In a recent study, investigators sought to evaluate the association between thyroid replacement intensity and cardiovascular mortality by examining a large pool of data from the Veterans Health Administration database.
Josh Evron, MD, and colleagues looked at 705,307 adults who received thyroid replacement therapy.3 They found that 10.8% of those patients died of cardiovascular causes.3 Thyrotropin and Free T4 levels were gathered for all patients in the study to determine if therapy led to exogenous hypo-, euthyroid, or hyperthyroid conditions. The authors used regression modeling to produce survival analyses with cardiovascular mortality from myocardial infarction, heart failure, or stroke representing the primary outcomes studied.
The results clearly showed that patients with exogenous hyperthyroidism (thyrotropin levels <0.1 mIU/L) and those with exogenous hypothyroidism (thyrotropin levels >-20mIU/L) had increased risk of cardiovascular mortality when compared to patients who remained euthyroid.3 The association between exogenous hypo- and hyper-thyroid states and mortality increase with higher or lower thyrotropin levels in the hypo- and hyper-thyroid ranges.3
This study provides a unique perspective looking at cardiovascular risk based on a very common treatment, thyroid replacement therapy. When prescribing a replacement therapy, the goal of treatment is to achieve a normal level in vivo of whatever hormone you are replacing. This is not as easy as it seems.

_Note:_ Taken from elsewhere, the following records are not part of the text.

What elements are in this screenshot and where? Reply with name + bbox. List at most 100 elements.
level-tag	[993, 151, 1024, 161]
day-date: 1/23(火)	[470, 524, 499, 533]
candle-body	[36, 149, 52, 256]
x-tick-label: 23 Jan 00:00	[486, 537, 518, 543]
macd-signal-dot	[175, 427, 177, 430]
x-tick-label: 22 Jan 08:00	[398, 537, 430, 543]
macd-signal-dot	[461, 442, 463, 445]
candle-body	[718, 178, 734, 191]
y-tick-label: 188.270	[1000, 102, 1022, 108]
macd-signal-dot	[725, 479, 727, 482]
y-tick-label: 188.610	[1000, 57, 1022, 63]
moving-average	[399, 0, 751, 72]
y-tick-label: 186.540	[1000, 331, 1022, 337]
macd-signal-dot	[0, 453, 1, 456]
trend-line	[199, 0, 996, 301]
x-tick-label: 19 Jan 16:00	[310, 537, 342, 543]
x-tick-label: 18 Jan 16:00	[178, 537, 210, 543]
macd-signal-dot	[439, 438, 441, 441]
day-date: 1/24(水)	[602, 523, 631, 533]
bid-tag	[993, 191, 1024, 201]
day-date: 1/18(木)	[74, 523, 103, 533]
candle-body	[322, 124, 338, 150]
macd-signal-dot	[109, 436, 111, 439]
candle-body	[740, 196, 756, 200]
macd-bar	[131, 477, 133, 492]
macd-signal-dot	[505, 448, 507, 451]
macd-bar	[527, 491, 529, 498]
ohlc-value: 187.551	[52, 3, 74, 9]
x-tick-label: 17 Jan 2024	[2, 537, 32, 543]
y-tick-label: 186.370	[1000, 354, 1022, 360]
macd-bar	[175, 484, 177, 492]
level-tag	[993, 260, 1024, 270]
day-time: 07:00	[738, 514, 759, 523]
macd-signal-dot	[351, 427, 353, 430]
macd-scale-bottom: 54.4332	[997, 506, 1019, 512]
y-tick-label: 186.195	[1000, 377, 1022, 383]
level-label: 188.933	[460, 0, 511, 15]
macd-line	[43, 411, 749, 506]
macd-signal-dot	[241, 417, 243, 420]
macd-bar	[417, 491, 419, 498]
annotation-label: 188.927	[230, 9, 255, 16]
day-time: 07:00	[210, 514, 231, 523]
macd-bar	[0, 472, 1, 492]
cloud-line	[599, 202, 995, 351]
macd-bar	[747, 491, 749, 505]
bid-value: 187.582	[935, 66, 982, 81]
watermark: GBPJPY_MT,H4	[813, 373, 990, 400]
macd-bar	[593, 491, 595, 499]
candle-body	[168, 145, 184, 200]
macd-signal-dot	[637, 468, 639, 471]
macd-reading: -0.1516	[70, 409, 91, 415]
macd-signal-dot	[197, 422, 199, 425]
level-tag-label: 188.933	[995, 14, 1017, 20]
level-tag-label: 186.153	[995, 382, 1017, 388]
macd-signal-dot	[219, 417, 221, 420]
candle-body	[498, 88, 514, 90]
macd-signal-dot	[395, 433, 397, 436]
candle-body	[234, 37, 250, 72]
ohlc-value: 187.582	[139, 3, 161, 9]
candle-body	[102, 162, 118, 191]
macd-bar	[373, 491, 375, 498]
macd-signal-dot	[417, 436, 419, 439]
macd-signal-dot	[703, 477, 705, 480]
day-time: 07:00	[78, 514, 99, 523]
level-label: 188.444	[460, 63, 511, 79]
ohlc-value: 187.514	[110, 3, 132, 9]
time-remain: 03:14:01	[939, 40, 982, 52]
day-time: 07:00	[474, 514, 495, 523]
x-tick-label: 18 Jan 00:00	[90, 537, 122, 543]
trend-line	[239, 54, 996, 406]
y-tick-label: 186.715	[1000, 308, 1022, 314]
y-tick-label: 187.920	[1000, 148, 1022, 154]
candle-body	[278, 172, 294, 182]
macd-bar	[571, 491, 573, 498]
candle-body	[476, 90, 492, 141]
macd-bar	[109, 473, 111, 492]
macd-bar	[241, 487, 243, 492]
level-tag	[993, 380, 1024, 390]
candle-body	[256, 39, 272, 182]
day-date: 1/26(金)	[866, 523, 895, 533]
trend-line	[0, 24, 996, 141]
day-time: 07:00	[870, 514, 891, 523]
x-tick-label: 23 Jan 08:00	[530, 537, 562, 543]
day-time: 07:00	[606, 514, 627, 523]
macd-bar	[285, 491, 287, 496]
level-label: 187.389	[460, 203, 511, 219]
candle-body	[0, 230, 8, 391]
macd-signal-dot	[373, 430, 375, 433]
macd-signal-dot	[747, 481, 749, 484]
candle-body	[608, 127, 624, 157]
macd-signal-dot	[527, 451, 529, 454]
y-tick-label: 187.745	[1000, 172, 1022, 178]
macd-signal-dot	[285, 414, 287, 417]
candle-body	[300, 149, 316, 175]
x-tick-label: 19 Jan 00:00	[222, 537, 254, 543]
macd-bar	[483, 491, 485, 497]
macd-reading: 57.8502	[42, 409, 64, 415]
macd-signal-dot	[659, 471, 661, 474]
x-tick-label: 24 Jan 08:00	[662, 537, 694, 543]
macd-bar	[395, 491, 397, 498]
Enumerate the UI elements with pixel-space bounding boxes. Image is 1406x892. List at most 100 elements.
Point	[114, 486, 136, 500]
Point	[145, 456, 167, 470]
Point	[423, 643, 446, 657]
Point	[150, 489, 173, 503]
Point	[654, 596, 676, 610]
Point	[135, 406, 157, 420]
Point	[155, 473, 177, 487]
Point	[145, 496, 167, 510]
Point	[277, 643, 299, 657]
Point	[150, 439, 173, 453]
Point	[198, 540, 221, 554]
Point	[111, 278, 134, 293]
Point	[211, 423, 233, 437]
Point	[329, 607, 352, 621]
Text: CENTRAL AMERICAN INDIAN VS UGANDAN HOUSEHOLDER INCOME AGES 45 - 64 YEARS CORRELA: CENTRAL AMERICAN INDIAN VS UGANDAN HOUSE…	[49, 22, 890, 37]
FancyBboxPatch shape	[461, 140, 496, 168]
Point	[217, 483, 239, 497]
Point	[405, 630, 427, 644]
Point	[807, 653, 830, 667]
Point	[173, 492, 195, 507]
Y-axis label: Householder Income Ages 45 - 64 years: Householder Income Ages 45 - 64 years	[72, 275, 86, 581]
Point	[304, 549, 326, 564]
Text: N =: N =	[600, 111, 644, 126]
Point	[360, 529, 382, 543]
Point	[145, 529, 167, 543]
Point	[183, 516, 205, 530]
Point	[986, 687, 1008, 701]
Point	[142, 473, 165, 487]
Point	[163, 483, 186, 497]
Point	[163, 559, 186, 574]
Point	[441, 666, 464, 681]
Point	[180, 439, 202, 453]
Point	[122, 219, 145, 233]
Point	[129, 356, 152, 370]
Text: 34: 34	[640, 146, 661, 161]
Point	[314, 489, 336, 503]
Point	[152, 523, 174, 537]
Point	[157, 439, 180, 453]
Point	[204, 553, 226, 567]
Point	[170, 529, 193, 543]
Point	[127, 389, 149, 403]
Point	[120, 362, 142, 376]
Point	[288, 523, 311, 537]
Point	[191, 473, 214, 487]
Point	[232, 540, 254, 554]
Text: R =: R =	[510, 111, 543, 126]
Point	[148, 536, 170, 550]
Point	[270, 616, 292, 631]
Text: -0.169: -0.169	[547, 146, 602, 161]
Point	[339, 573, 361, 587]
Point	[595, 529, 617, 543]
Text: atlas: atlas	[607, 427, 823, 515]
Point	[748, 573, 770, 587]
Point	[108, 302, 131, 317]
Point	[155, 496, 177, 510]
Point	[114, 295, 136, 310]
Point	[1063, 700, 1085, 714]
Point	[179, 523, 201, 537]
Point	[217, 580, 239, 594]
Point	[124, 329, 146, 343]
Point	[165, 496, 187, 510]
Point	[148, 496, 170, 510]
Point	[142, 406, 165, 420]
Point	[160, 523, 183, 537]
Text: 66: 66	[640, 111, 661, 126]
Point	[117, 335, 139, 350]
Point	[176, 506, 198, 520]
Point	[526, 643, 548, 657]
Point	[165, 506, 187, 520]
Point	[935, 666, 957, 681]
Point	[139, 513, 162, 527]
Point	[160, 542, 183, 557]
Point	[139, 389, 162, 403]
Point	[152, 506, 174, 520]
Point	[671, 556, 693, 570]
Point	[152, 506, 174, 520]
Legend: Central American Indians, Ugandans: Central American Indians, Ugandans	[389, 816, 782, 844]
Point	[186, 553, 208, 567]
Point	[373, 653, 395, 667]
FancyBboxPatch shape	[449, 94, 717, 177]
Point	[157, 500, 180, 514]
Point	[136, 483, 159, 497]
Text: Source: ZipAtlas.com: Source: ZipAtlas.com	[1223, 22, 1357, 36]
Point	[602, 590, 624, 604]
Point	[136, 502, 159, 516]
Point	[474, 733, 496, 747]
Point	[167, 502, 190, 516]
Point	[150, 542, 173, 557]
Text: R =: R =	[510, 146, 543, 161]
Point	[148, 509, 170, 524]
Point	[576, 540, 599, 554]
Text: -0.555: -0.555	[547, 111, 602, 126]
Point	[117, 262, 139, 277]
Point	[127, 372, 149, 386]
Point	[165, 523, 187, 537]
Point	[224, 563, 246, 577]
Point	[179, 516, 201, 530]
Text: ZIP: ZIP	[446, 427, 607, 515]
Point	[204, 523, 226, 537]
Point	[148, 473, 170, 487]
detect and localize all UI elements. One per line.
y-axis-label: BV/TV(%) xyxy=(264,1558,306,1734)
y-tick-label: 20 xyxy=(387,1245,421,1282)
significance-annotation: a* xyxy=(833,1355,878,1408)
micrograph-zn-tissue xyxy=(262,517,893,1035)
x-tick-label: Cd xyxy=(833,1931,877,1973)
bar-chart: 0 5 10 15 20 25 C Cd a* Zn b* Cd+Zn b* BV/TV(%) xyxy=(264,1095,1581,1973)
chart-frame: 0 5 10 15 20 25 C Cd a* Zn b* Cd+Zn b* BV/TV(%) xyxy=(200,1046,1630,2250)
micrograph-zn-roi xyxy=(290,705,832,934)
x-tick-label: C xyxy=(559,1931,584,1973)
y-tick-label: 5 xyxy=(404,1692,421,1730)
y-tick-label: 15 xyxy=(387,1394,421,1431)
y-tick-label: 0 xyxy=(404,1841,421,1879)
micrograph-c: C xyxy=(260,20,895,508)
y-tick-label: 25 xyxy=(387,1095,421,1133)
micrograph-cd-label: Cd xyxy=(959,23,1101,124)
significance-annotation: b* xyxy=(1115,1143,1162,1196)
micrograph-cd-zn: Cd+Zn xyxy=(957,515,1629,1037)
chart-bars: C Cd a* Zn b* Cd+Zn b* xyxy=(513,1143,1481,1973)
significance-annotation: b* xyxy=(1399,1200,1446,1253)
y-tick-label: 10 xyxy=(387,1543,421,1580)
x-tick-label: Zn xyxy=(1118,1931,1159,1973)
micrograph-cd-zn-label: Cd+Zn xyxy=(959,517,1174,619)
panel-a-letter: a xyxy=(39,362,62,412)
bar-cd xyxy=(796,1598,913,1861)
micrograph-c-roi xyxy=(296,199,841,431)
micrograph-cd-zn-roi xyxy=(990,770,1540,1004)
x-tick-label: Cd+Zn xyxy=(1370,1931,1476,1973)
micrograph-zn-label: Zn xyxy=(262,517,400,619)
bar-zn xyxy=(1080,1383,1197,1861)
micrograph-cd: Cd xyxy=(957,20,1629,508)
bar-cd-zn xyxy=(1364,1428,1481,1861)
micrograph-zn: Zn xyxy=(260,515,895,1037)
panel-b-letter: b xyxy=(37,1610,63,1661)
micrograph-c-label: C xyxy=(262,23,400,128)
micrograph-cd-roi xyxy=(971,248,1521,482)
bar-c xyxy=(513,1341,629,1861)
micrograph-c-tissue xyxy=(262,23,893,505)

Arriving at the appropriate dose takes time and requires frequent measurements of thyrotropin and free thyroxine levels. Even during stable therapy patient factors may change the response, absorption, and metabolism of thyroid hormone. Thus, the intensity of treatment the authors are talking about is a constantly moving target.
The results of this study highlight the importance of regular testing and a willingness among clinicians to put in the work. The authors found that allowing thyroid replacement therapy to fall short or overshoot has real consequences in the form of increased cardiovascular mortality.3
This means lives are at stake. This is the essence of a modifiable risk factor. Only, in this case, the modification is not a behavior the patient exhibits but one the clinician is responsible for. The authors state that variability in free T4 levels and thyroid hormone dosage adjustment are inevitable and thus agree with my assertion that regular monitoring and small targeted adjustments are essential parts of not only good thyroid care but also cardiovascular risk mitigation.3
These results and conclusions are underscored by the fact that cardiovascular disease is the leading cause of death in the United States. Even though this was an observational study, the results are robust.
An important feature of these results was the linear relationship up and down between the extent of hypo- or hyperthyroid intensity and CV risk. This gives clinicians some room to work while at the same time placing guard rails and warning signs on the limits of acceptability where over and undertreating are concerned.
More work is needed. While the authors have identified an area where we as clinicians can improve, they have also brought up a few new questions. It needs to be determined if there are sex differences in this effect. Further, the degree to which comorbidities were managed was not examined in this study. It is clear however, that tighter observation, monitoring, and intervention are in order with regards to thyroid replacement therapy.